I think the main defining characteristic of a liberal – as opposed to a libertarian – is that a liberal recognises the need for such measures but thinks they should be as few and as minimal as possible.
However, I have left the more important error to last, which is simply this – who says ‘efficiency’ of whatever kind is the thing we need most? For a long time the right have predetermined the terms of the debate by talking about ‘economic efficiency’ and ‘modernisation’. These are probably good things, overall, but are they the be-all and end-all? I think not.
Libertarians almost all seem to believe that they have achieved everything in life entirely by themselves, having struggled against mighty odds and overwhelming enemies to become moderately successful computer programmers, despite the horrible disadvantages of being born white, English-speaking heterosexual males in middle-class families. Their thought is ultimately a selfish one – “I did this, so anyone else can, and I had no help so I won’t help anyone else”.
I, on the other hand, have experienced poverty. I’ve never been at the lowest possible point, but the few months when I had to support my now-wife and myself on one person’s benefits were unpleasant, to say the least. So now I’m in a position where I’m working for a well-known company, earning a good income, doing a job I enjoy, I feel not only an obligation to society to pay back what I’ve taken (for I couldn’t have got this job without help both from individuals and from government institutions), but a profound *need* within myself to make sure that no-one else should have to dig around for half an hour to find twenty pence for a pack of custard creme biscuits which will be their only meal of the day…

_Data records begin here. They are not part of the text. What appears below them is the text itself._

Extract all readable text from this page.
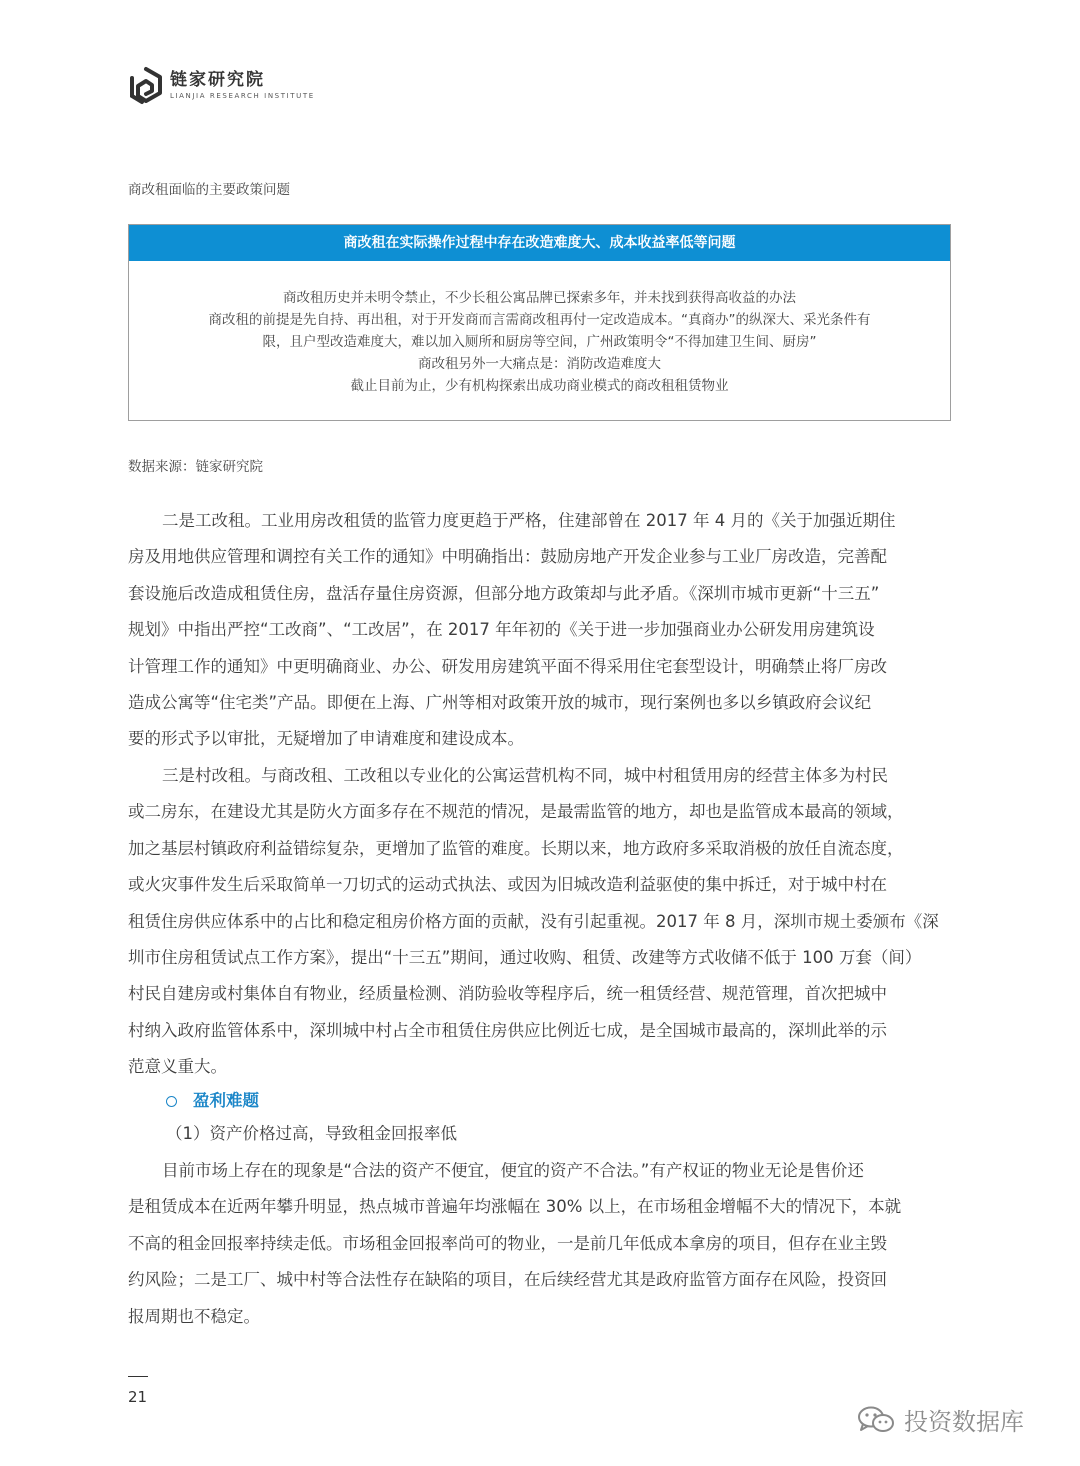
链家研究院
LIANJIA RESEARCH INSTITUTE
商改租面临的主要政策问题
商改租在实际操作过程中存在改造难度大、成本收益率低等问题
商改租历史并未明令禁止，不少长租公寓品牌已探索多年，并未找到获得高收益的办法
商改租的前提是先自持、再出租，对于开发商而言需商改租再付一定改造成本。“真商办”的纵深大、采光条件有
限，且户型改造难度大，难以加入厕所和厨房等空间，广州政策明令“不得加建卫生间、厨房”
商改租另外一大痛点是：消防改造难度大
截止目前为止，少有机构探索出成功商业模式的商改租租赁物业
数据来源：链家研究院
二是工改租。工业用房改租赁的监管力度更趋于严格，住建部曾在 2017 年 4 月的《关于加强近期住
房及用地供应管理和调控有关工作的通知》中明确指出：鼓励房地产开发企业参与工业厂房改造，完善配
套设施后改造成租赁住房，盘活存量住房资源，但部分地方政策却与此矛盾。《深圳市城市更新“十三五”
规划》中指出严控“工改商”、“工改居”，在 2017 年年初的《关于进一步加强商业办公研发用房建筑设
计管理工作的通知》中更明确商业、办公、研发用房建筑平面不得采用住宅套型设计，明确禁止将厂房改
造成公寓等“住宅类”产品。即便在上海、广州等相对政策开放的城市，现行案例也多以乡镇政府会议纪
要的形式予以审批，无疑增加了申请难度和建设成本。
三是村改租。与商改租、工改租以专业化的公寓运营机构不同，城中村租赁用房的经营主体多为村民
或二房东，在建设尤其是防火方面多存在不规范的情况，是最需监管的地方，却也是监管成本最高的领域，
加之基层村镇政府利益错综复杂，更增加了监管的难度。长期以来，地方政府多采取消极的放任自流态度，
或火灾事件发生后采取简单一刀切式的运动式执法、或因为旧城改造利益驱使的集中拆迁，对于城中村在
租赁住房供应体系中的占比和稳定租房价格方面的贡献，没有引起重视。2017 年 8 月，深圳市规土委颁布《深
圳市住房租赁试点工作方案》，提出“十三五”期间，通过收购、租赁、改建等方式收储不低于 100 万套（间）
村民自建房或村集体自有物业，经质量检测、消防验收等程序后，统一租赁经营、规范管理，首次把城中
村纳入政府监管体系中，深圳城中村占全市租赁住房供应比例近七成，是全国城市最高的，深圳此举的示
范意义重大。
盈利难题
（1）资产价格过高，导致租金回报率低
目前市场上存在的现象是“合法的资产不便宜，便宜的资产不合法。”有产权证的物业无论是售价还
是租赁成本在近两年攀升明显，热点城市普遍年均涨幅在 30% 以上，在市场租金增幅不大的情况下，本就
不高的租金回报率持续走低。市场租金回报率尚可的物业，一是前几年低成本拿房的项目，但存在业主毁
约风险；二是工厂、城中村等合法性存在缺陷的项目，在后续经营尤其是政府监管方面存在风险，投资回
报周期也不稳定。
21
投资数据库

PEOPLE are inefficient, messy things. There is no possible rational justification for supporting the continued existence of the human race, let alone helping individual members of it. But anyone who would gladly see tens of thousands of people jobless and with no source of income, either in the name of keeping a few extra pence a week in their own pocket or in the name of a heartless ‘efficiency’ has so little compassion in their heart, so little empathy, that I can’t even begin to imagine a common frame of reference for discussion, despite many surface similarities in our philosophies.